Get rid of the fake "unit variety." The player should be able to recruit any certain number of troops as long as he has the resources. What that means is that you should be able to recruit 177 men, 98 men, or even 62 men. These will be the player's "basic troops." The player should be able to outfit them with supplies he purchases. So that means armor, weapons, rations, and housing. These troops should perform based on their military training, their commander, and their active service history. The armies need to feel like YOU MADE THEM.
Diplomacy needs to change. There should be more ways to affect the relations between two countries, aside from just waging war on one and not the other. There should be combined arms practices, joint military operations, political deals, marriages, sworn brotherhood banquets, celebrations after defeating a mutual enemy, backstabbings, sale of land, purchases of land, etc. Even the internal administration of the player "empire" should change. It no longer feels personal or realistic for the player to control such a vast empire. I suggest CA take the Crusader King's route. The player will play a "dynasty" of characters, with succession, death, marriage, concubines, the whole shabang. Conquered territories should have to have local rulers when the player's character leaves, if he chooses to even personally lead the army himself. Ministers should grow bold and challenge the player's sovereignty if left unchecked. The player should have advisers, master of coin, master of intrigue, etc. These should all be included.

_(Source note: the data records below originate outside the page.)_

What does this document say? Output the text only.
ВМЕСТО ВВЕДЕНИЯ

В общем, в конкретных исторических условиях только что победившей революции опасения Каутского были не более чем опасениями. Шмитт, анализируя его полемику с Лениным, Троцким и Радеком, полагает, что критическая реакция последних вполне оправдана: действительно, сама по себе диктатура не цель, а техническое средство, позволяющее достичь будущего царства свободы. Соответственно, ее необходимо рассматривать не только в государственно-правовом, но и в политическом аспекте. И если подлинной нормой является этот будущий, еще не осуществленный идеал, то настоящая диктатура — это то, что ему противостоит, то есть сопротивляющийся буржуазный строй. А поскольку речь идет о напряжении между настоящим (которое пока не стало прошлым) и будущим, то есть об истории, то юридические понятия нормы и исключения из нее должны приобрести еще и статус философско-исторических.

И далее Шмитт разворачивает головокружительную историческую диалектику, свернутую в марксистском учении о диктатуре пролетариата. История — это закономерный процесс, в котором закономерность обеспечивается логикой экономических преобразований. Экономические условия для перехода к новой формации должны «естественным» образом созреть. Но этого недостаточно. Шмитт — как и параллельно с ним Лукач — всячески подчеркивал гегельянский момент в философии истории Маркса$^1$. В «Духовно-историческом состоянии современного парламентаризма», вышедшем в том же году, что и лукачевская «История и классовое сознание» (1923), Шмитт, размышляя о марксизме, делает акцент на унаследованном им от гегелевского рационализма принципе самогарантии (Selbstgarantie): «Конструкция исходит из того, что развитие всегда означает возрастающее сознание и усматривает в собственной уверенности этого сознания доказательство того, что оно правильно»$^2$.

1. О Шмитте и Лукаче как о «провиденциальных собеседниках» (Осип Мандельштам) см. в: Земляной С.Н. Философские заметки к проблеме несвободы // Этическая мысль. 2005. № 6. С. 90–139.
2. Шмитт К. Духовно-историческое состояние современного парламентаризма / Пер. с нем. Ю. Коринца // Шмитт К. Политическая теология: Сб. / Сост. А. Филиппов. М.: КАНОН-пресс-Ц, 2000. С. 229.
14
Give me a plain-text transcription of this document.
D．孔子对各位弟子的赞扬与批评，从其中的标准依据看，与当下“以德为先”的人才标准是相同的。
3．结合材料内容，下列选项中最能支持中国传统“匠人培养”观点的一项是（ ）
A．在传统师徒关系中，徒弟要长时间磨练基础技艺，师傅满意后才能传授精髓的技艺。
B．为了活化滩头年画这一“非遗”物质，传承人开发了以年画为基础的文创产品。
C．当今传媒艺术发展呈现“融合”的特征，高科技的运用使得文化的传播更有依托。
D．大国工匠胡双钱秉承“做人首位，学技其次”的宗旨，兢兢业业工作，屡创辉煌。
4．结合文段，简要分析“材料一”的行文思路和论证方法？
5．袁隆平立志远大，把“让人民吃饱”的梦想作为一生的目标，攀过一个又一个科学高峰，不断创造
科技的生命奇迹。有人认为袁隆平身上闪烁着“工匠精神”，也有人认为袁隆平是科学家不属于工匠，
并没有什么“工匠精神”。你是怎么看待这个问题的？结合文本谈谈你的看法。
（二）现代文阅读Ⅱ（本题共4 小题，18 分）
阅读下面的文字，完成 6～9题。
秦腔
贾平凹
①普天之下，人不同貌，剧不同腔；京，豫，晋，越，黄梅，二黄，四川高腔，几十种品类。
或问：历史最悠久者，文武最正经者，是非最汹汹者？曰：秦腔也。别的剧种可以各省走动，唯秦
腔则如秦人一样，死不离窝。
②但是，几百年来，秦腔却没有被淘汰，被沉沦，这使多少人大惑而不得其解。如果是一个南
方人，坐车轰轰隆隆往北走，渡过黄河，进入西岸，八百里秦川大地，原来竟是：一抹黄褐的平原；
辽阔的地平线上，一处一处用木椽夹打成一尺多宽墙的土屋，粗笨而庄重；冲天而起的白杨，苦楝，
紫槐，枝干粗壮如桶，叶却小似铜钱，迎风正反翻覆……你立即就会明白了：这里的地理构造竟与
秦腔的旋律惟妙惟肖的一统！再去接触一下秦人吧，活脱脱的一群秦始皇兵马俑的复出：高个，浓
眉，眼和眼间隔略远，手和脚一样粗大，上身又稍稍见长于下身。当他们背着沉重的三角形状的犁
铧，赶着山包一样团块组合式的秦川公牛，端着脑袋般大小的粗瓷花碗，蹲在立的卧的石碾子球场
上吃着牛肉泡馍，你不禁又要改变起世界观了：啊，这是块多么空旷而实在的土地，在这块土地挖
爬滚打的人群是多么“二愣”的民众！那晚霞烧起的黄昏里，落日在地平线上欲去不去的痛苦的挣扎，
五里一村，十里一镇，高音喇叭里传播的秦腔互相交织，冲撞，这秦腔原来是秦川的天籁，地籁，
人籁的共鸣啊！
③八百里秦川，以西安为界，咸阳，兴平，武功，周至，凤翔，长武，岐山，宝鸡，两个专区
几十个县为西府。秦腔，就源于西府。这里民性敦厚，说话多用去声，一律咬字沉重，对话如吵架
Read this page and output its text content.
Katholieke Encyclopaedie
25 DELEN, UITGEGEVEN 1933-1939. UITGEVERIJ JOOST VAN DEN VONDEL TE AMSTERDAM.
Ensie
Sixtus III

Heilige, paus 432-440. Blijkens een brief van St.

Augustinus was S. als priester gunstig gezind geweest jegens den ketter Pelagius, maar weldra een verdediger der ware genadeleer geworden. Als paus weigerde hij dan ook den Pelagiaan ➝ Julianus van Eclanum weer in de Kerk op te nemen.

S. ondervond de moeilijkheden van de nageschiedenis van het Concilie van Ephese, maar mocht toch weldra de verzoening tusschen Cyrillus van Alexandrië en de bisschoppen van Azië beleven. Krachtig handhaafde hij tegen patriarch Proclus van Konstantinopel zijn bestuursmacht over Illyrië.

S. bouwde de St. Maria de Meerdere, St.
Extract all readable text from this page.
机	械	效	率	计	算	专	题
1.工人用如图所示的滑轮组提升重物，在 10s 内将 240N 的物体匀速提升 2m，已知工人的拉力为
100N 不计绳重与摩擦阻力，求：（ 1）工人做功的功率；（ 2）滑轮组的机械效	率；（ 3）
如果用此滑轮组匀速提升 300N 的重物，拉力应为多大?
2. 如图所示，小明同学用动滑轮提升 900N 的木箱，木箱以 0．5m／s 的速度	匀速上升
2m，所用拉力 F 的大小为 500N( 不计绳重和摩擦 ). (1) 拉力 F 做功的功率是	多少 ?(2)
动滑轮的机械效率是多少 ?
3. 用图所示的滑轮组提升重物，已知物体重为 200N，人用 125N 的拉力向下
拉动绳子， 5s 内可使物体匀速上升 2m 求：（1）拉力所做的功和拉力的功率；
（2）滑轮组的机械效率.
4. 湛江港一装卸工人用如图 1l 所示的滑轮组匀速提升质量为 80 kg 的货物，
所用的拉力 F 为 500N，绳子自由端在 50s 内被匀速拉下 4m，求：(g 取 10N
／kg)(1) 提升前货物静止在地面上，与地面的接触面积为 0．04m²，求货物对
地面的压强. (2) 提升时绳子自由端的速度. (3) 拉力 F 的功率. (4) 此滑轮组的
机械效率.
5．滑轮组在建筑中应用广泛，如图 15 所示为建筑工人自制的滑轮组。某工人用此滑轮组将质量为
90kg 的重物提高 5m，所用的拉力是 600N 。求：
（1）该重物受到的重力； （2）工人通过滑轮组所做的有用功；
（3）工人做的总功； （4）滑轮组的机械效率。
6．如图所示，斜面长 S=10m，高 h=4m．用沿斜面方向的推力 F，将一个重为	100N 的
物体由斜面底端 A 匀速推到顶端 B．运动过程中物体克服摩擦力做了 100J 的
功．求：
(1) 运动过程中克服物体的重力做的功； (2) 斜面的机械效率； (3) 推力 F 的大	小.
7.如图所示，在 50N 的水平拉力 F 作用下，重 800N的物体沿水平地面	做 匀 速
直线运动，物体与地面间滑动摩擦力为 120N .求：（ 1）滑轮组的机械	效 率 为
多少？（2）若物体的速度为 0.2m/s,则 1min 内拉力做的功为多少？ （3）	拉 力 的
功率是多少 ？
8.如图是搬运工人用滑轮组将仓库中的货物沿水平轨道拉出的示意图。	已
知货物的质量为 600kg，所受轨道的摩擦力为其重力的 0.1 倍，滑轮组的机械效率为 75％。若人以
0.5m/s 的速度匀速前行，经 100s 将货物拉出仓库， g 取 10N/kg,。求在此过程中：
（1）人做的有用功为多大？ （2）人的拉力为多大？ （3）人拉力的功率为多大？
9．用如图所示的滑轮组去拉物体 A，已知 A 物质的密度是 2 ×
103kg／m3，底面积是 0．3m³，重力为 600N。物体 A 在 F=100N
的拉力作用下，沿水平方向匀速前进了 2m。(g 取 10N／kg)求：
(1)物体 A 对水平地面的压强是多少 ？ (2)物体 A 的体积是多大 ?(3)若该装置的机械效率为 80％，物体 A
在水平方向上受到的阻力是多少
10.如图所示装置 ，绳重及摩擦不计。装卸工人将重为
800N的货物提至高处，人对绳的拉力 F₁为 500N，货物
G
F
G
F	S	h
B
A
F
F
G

The map needs to feel compact, but relevant. In Rome 2, CA took out all the gold mines, the farms, the little things on the map that made it relevant. What they added instead were choke points, narrow corridors, and more fake "map." Each part of the map should feel like it matters. The yellow river or the yangtze should play crucial parts in the game to control rice cultivation, essentially blocking access to rations from your enemies the more contorl of it you have. Farms, silver mines, gold mines, tea plantations, silk makers, paper makers, should all be interactive destinations on the map. Most of all, the map should BE ATMOSPHERIC. It should make you feel like you're a part of the setting, and not just an empty, ugly, piece of cardboard.